修改后的配置文件(以configs/yolov5/yolov5_s-v61_syncbn_8xb16-300e_coco.py为例)

  1. _base_ = ['../_base_/default_runtime.py', '../_base_/det_p5_tta.py']
  2. # ========================Frequently modified parameters======================
  3. # -----data related-----
  4. data_root = 'data/coco/' # Root path of data
  5. # Path of train annotation file
  6. train_ann_file = 'annotations/instances_train2017.json'
  7. train_data_prefix = 'train2017/' # Prefix of train image path
  8. # Path of val annotation file
  9. val_ann_file = 'annotations/instances_val2017.json'
  10. val_data_prefix = 'val2017/' # Prefix of val image path
  11. num_classes = 80 # Number of classes for classification
  12. # Batch size of a single GPU during training
  13. train_batch_size_per_gpu = 16
  14. # Worker to pre-fetch data for each single GPU during training
  15. train_num_workers = 8
  16. # persistent_workers must be False if num_workers is 0
  17. persistent_workers = True
  18. # -----model related-----
  19. # Basic size of multi-scale prior box
  20. anchors = [
  21. [(10, 13), (16, 30), (33, 23)], # P3/8
  22. [(30, 61), (62, 45), (59, 119)], # P4/16
  23. [(116, 90), (156, 198), (373, 326)] # P5/32
  24. ]
  25. # -----train val related-----
  26. # Base learning rate for optim_wrapper. Corresponding to 8xb16=128 bs
  27. base_lr = 0.01
  28. max_epochs = 300 # Maximum training epochs
  29. model_test_cfg = dict(
  30. # The config of multi-label for multi-class prediction.
  31. multi_label=True,
  32. # The number of boxes before NMS
  33. nms_pre=30000,
  34. score_thr=0.001, # Threshold to filter out boxes.
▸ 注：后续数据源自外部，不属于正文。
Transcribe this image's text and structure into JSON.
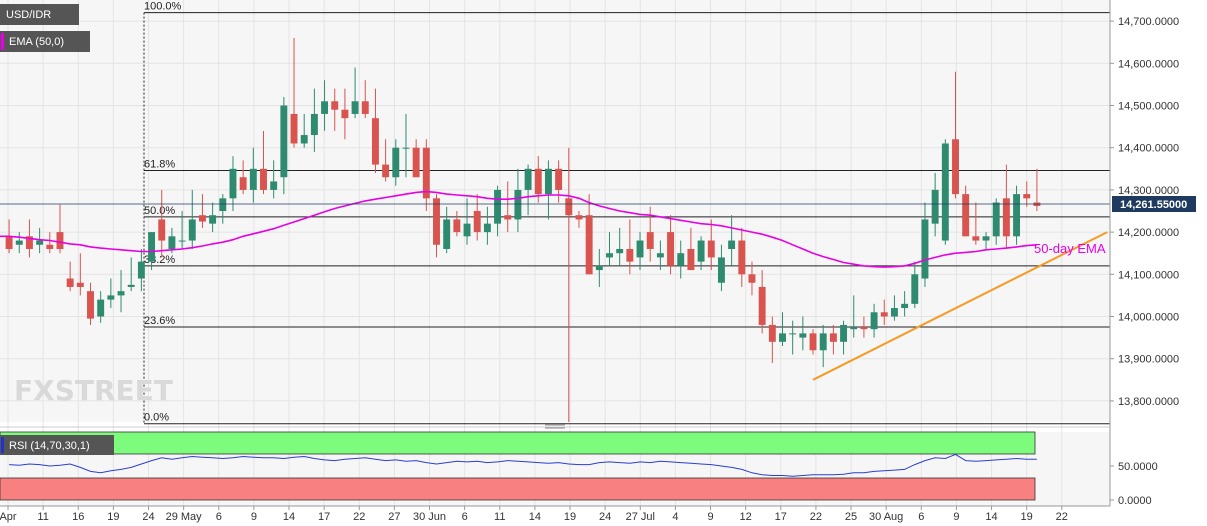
{
  "chart_data": {
    "type": "candlestick",
    "instrument": "USD/IDR",
    "indicator_label": "EMA (50,0)",
    "rsi_label": "RSI (14,70,30,1)",
    "last_price": "14,261.55000",
    "ema_annotation": "50-day EMA",
    "watermark": "FXSTREET",
    "y_axis": {
      "min": 13750,
      "max": 14750,
      "ticks": [
        "14,700.0000",
        "14,600.0000",
        "14,500.0000",
        "14,400.0000",
        "14,300.0000",
        "14,200.0000",
        "14,100.0000",
        "14,000.0000",
        "13,900.0000",
        "13,800.0000"
      ]
    },
    "rsi_axis": {
      "ticks": [
        "50.0000",
        "0.0000"
      ],
      "overbought": 70,
      "oversold": 30
    },
    "x_labels": [
      "Apr",
      "11",
      "16",
      "19",
      "24",
      "29 May",
      "6",
      "9",
      "14",
      "17",
      "22",
      "27",
      "30 Jun",
      "6",
      "11",
      "14",
      "19",
      "24",
      "27 Jul",
      "4",
      "9",
      "12",
      "17",
      "22",
      "25",
      "30 Aug",
      "6",
      "9",
      "14",
      "19",
      "22"
    ],
    "fibonacci": [
      {
        "label": "100.0%",
        "value": 14720
      },
      {
        "label": "61.8%",
        "value": 14346
      },
      {
        "label": "50.0%",
        "value": 14236
      },
      {
        "label": "38.2%",
        "value": 14120
      },
      {
        "label": "23.6%",
        "value": 13975
      },
      {
        "label": "0.0%",
        "value": 13746
      }
    ],
    "candles": [
      {
        "o": 14190,
        "h": 14230,
        "l": 14150,
        "c": 14160
      },
      {
        "o": 14170,
        "h": 14200,
        "l": 14150,
        "c": 14180
      },
      {
        "o": 14190,
        "h": 14230,
        "l": 14140,
        "c": 14160
      },
      {
        "o": 14170,
        "h": 14210,
        "l": 14150,
        "c": 14180
      },
      {
        "o": 14170,
        "h": 14200,
        "l": 14150,
        "c": 14160
      },
      {
        "o": 14200,
        "h": 14265,
        "l": 14150,
        "c": 14160
      },
      {
        "o": 14090,
        "h": 14130,
        "l": 14060,
        "c": 14070
      },
      {
        "o": 14080,
        "h": 14150,
        "l": 14050,
        "c": 14070
      },
      {
        "o": 14060,
        "h": 14080,
        "l": 13980,
        "c": 13995
      },
      {
        "o": 14000,
        "h": 14060,
        "l": 13985,
        "c": 14040
      },
      {
        "o": 14040,
        "h": 14090,
        "l": 14020,
        "c": 14050
      },
      {
        "o": 14050,
        "h": 14110,
        "l": 14010,
        "c": 14060
      },
      {
        "o": 14070,
        "h": 14140,
        "l": 14060,
        "c": 14075
      },
      {
        "o": 14090,
        "h": 14160,
        "l": 14060,
        "c": 14130
      },
      {
        "o": 14130,
        "h": 14200,
        "l": 14110,
        "c": 14200
      },
      {
        "o": 14230,
        "h": 14300,
        "l": 14140,
        "c": 14180
      },
      {
        "o": 14160,
        "h": 14210,
        "l": 14150,
        "c": 14190
      },
      {
        "o": 14180,
        "h": 14250,
        "l": 14160,
        "c": 14180
      },
      {
        "o": 14180,
        "h": 14300,
        "l": 14160,
        "c": 14230
      },
      {
        "o": 14240,
        "h": 14290,
        "l": 14210,
        "c": 14225
      },
      {
        "o": 14220,
        "h": 14270,
        "l": 14200,
        "c": 14240
      },
      {
        "o": 14250,
        "h": 14290,
        "l": 14220,
        "c": 14280
      },
      {
        "o": 14280,
        "h": 14380,
        "l": 14250,
        "c": 14350
      },
      {
        "o": 14330,
        "h": 14370,
        "l": 14290,
        "c": 14300
      },
      {
        "o": 14300,
        "h": 14400,
        "l": 14270,
        "c": 14350
      },
      {
        "o": 14350,
        "h": 14440,
        "l": 14290,
        "c": 14300
      },
      {
        "o": 14300,
        "h": 14370,
        "l": 14280,
        "c": 14320
      },
      {
        "o": 14330,
        "h": 14520,
        "l": 14290,
        "c": 14500
      },
      {
        "o": 14480,
        "h": 14660,
        "l": 14400,
        "c": 14410
      },
      {
        "o": 14410,
        "h": 14480,
        "l": 14400,
        "c": 14430
      },
      {
        "o": 14430,
        "h": 14540,
        "l": 14390,
        "c": 14480
      },
      {
        "o": 14480,
        "h": 14560,
        "l": 14440,
        "c": 14510
      },
      {
        "o": 14510,
        "h": 14540,
        "l": 14440,
        "c": 14490
      },
      {
        "o": 14490,
        "h": 14540,
        "l": 14420,
        "c": 14470
      },
      {
        "o": 14480,
        "h": 14590,
        "l": 14470,
        "c": 14510
      },
      {
        "o": 14510,
        "h": 14560,
        "l": 14470,
        "c": 14480
      },
      {
        "o": 14470,
        "h": 14540,
        "l": 14340,
        "c": 14360
      },
      {
        "o": 14360,
        "h": 14420,
        "l": 14320,
        "c": 14330
      },
      {
        "o": 14330,
        "h": 14420,
        "l": 14310,
        "c": 14400
      },
      {
        "o": 14400,
        "h": 14480,
        "l": 14330,
        "c": 14400
      },
      {
        "o": 14400,
        "h": 14420,
        "l": 14330,
        "c": 14330
      },
      {
        "o": 14400,
        "h": 14420,
        "l": 14250,
        "c": 14280
      },
      {
        "o": 14280,
        "h": 14290,
        "l": 14140,
        "c": 14170
      },
      {
        "o": 14160,
        "h": 14260,
        "l": 14150,
        "c": 14230
      },
      {
        "o": 14230,
        "h": 14250,
        "l": 14190,
        "c": 14200
      },
      {
        "o": 14190,
        "h": 14280,
        "l": 14170,
        "c": 14220
      },
      {
        "o": 14250,
        "h": 14290,
        "l": 14180,
        "c": 14200
      },
      {
        "o": 14200,
        "h": 14260,
        "l": 14170,
        "c": 14220
      },
      {
        "o": 14220,
        "h": 14310,
        "l": 14190,
        "c": 14300
      },
      {
        "o": 14240,
        "h": 14320,
        "l": 14200,
        "c": 14230
      },
      {
        "o": 14230,
        "h": 14350,
        "l": 14200,
        "c": 14300
      },
      {
        "o": 14300,
        "h": 14360,
        "l": 14240,
        "c": 14350
      },
      {
        "o": 14350,
        "h": 14380,
        "l": 14270,
        "c": 14290
      },
      {
        "o": 14290,
        "h": 14370,
        "l": 14230,
        "c": 14350
      },
      {
        "o": 14350,
        "h": 14370,
        "l": 14270,
        "c": 14300
      },
      {
        "o": 14280,
        "h": 14400,
        "l": 13750,
        "c": 14240
      },
      {
        "o": 14240,
        "h": 14250,
        "l": 14210,
        "c": 14230
      },
      {
        "o": 14240,
        "h": 14290,
        "l": 14110,
        "c": 14100
      },
      {
        "o": 14110,
        "h": 14160,
        "l": 14070,
        "c": 14120
      },
      {
        "o": 14140,
        "h": 14200,
        "l": 14120,
        "c": 14150
      },
      {
        "o": 14150,
        "h": 14210,
        "l": 14120,
        "c": 14160
      },
      {
        "o": 14160,
        "h": 14230,
        "l": 14100,
        "c": 14130
      },
      {
        "o": 14140,
        "h": 14200,
        "l": 14110,
        "c": 14180
      },
      {
        "o": 14200,
        "h": 14260,
        "l": 14130,
        "c": 14160
      },
      {
        "o": 14140,
        "h": 14180,
        "l": 14110,
        "c": 14150
      },
      {
        "o": 14200,
        "h": 14240,
        "l": 14100,
        "c": 14120
      },
      {
        "o": 14120,
        "h": 14180,
        "l": 14090,
        "c": 14150
      },
      {
        "o": 14160,
        "h": 14210,
        "l": 14110,
        "c": 14110
      },
      {
        "o": 14130,
        "h": 14190,
        "l": 14110,
        "c": 14180
      },
      {
        "o": 14180,
        "h": 14230,
        "l": 14110,
        "c": 14140
      },
      {
        "o": 14080,
        "h": 14170,
        "l": 14060,
        "c": 14140
      },
      {
        "o": 14160,
        "h": 14240,
        "l": 14120,
        "c": 14180
      },
      {
        "o": 14180,
        "h": 14210,
        "l": 14070,
        "c": 14100
      },
      {
        "o": 14100,
        "h": 14130,
        "l": 14050,
        "c": 14080
      },
      {
        "o": 14070,
        "h": 14110,
        "l": 13960,
        "c": 13980
      },
      {
        "o": 13980,
        "h": 14000,
        "l": 13890,
        "c": 13940
      },
      {
        "o": 13940,
        "h": 14010,
        "l": 13930,
        "c": 13960
      },
      {
        "o": 13960,
        "h": 13990,
        "l": 13910,
        "c": 13960
      },
      {
        "o": 13950,
        "h": 14000,
        "l": 13920,
        "c": 13960
      },
      {
        "o": 13960,
        "h": 13970,
        "l": 13910,
        "c": 13920
      },
      {
        "o": 13920,
        "h": 13980,
        "l": 13880,
        "c": 13960
      },
      {
        "o": 13960,
        "h": 13980,
        "l": 13910,
        "c": 13940
      },
      {
        "o": 13940,
        "h": 13990,
        "l": 13910,
        "c": 13980
      },
      {
        "o": 13970,
        "h": 14050,
        "l": 13950,
        "c": 13975
      },
      {
        "o": 13975,
        "h": 14000,
        "l": 13950,
        "c": 13970
      },
      {
        "o": 13970,
        "h": 14030,
        "l": 13950,
        "c": 14010
      },
      {
        "o": 14010,
        "h": 14040,
        "l": 13980,
        "c": 14000
      },
      {
        "o": 14000,
        "h": 14050,
        "l": 13990,
        "c": 14020
      },
      {
        "o": 14020,
        "h": 14060,
        "l": 14000,
        "c": 14030
      },
      {
        "o": 14030,
        "h": 14130,
        "l": 14020,
        "c": 14100
      },
      {
        "o": 14090,
        "h": 14270,
        "l": 14070,
        "c": 14230
      },
      {
        "o": 14220,
        "h": 14340,
        "l": 14190,
        "c": 14300
      },
      {
        "o": 14180,
        "h": 14420,
        "l": 14170,
        "c": 14410
      },
      {
        "o": 14420,
        "h": 14580,
        "l": 14280,
        "c": 14290
      },
      {
        "o": 14290,
        "h": 14310,
        "l": 14190,
        "c": 14190
      },
      {
        "o": 14190,
        "h": 14270,
        "l": 14170,
        "c": 14180
      },
      {
        "o": 14180,
        "h": 14200,
        "l": 14160,
        "c": 14190
      },
      {
        "o": 14190,
        "h": 14280,
        "l": 14170,
        "c": 14270
      },
      {
        "o": 14280,
        "h": 14360,
        "l": 14160,
        "c": 14190
      },
      {
        "o": 14190,
        "h": 14310,
        "l": 14170,
        "c": 14290
      },
      {
        "o": 14290,
        "h": 14320,
        "l": 14260,
        "c": 14280
      },
      {
        "o": 14270,
        "h": 14350,
        "l": 14250,
        "c": 14262
      }
    ],
    "ema": [
      14190,
      14188,
      14185,
      14182,
      14180,
      14176,
      14172,
      14170,
      14165,
      14162,
      14160,
      14158,
      14156,
      14154,
      14154,
      14156,
      14158,
      14160,
      14163,
      14167,
      14172,
      14176,
      14182,
      14190,
      14196,
      14202,
      14208,
      14216,
      14224,
      14232,
      14240,
      14248,
      14256,
      14262,
      14268,
      14274,
      14278,
      14282,
      14286,
      14290,
      14294,
      14296,
      14294,
      14290,
      14288,
      14286,
      14284,
      14280,
      14278,
      14278,
      14280,
      14284,
      14286,
      14288,
      14288,
      14286,
      14280,
      14270,
      14262,
      14256,
      14250,
      14246,
      14242,
      14240,
      14236,
      14232,
      14228,
      14224,
      14220,
      14218,
      14215,
      14210,
      14205,
      14200,
      14195,
      14188,
      14180,
      14170,
      14160,
      14150,
      14142,
      14135,
      14128,
      14124,
      14120,
      14118,
      14117,
      14118,
      14120,
      14126,
      14134,
      14140,
      14146,
      14150,
      14152,
      14154,
      14158,
      14160,
      14162,
      14165,
      14168,
      14170
    ],
    "rsi": [
      52,
      51,
      53,
      52,
      50,
      51,
      53,
      48,
      42,
      40,
      43,
      45,
      48,
      53,
      58,
      62,
      60,
      62,
      64,
      63,
      62,
      61,
      62,
      64,
      63,
      62,
      62,
      61,
      63,
      64,
      61,
      59,
      58,
      60,
      61,
      62,
      60,
      58,
      59,
      57,
      58,
      55,
      53,
      55,
      57,
      56,
      57,
      55,
      56,
      58,
      57,
      56,
      55,
      54,
      55,
      53,
      52,
      52,
      55,
      56,
      55,
      54,
      56,
      55,
      57,
      56,
      55,
      54,
      53,
      52,
      50,
      48,
      45,
      40,
      37,
      36,
      36,
      35,
      36,
      37,
      37,
      37,
      38,
      40,
      40,
      42,
      43,
      44,
      45,
      52,
      58,
      62,
      61,
      67,
      58,
      57,
      58,
      59,
      60,
      61,
      60,
      60
    ],
    "trendline": {
      "from": {
        "i": 79,
        "v": 13850
      },
      "to": {
        "i": 103,
        "v": 14200
      }
    }
  }
}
  35. nms=dict(type='nms', iou_threshold=0.65), # NMS type and threshold
  36. max_per_img=300) # Max number of detections of each image
  37. # ========================Possible modified parameters========================
  38. # -----data related-----
  39. img_scale = (640, 640) # width, height
  40. # Dataset type, this will be used to define the dataset
  41. dataset_type = 'YOLOv5CocoDataset'
  42. # Batch size of a single GPU during validation
  43. val_batch_size_per_gpu = 1
  44. # Worker to pre-fetch data for each single GPU during validation
  45. val_num_workers = 2
  46. # Config of batch shapes. Only on val.
  47. # It means not used if batch_shapes_cfg is None.
  48. batch_shapes_cfg = dict(
  49. type='BatchShapePolicy',
  50. batch_size=val_batch_size_per_gpu,
  51. img_size=img_scale[0],
  52. # The image scale of padding should be divided by pad_size_divisor
  53. size_divisor=32,
  54. # Additional paddings for pixel scale
  55. extra_pad_ratio=0.5)
  56. # -----model related-----
  57. # The scaling factor that controls the depth of the network structure
  58. deepen_factor = 0.33
  59. # The scaling factor that controls the width of the network structure
  60. widen_factor = 0.5
  61. # Strides of multi-scale prior box
  62. strides = [8, 16, 32]
  63. num_det_layers = 3 # The number of model output scales
  64. norm_cfg = dict(type='BN', momentum=0.03, eps=0.001) # Normalization config
  65. # -----train val related-----
  66. affine_scale = 0.5 # YOLOv5RandomAffine scaling ratio
  67. loss_cls_weight = 0.5
  68. loss_bbox_weight = 0.05
  69. loss_obj_weight = 1.0
  70. prior_match_thr = 4. # Priori box matching threshold
  71. # The obj loss weights of the three output layers
  72. obj_level_weights = [4., 1., 0.4]
  73. lr_factor = 0.01 # Learning rate scaling factor
  74. weight_decay = 0.0005
  75. # Save model checkpoint and validation intervals
  76. save_checkpoint_intervals = 10
  77. # The maximum checkpoints to keep.
  78. max_keep_ckpts = 3
  79. # Single-scale training is recommended to
  80. # be turned on, which can speed up training.
  81. env_cfg = dict(cudnn_benchmark=True)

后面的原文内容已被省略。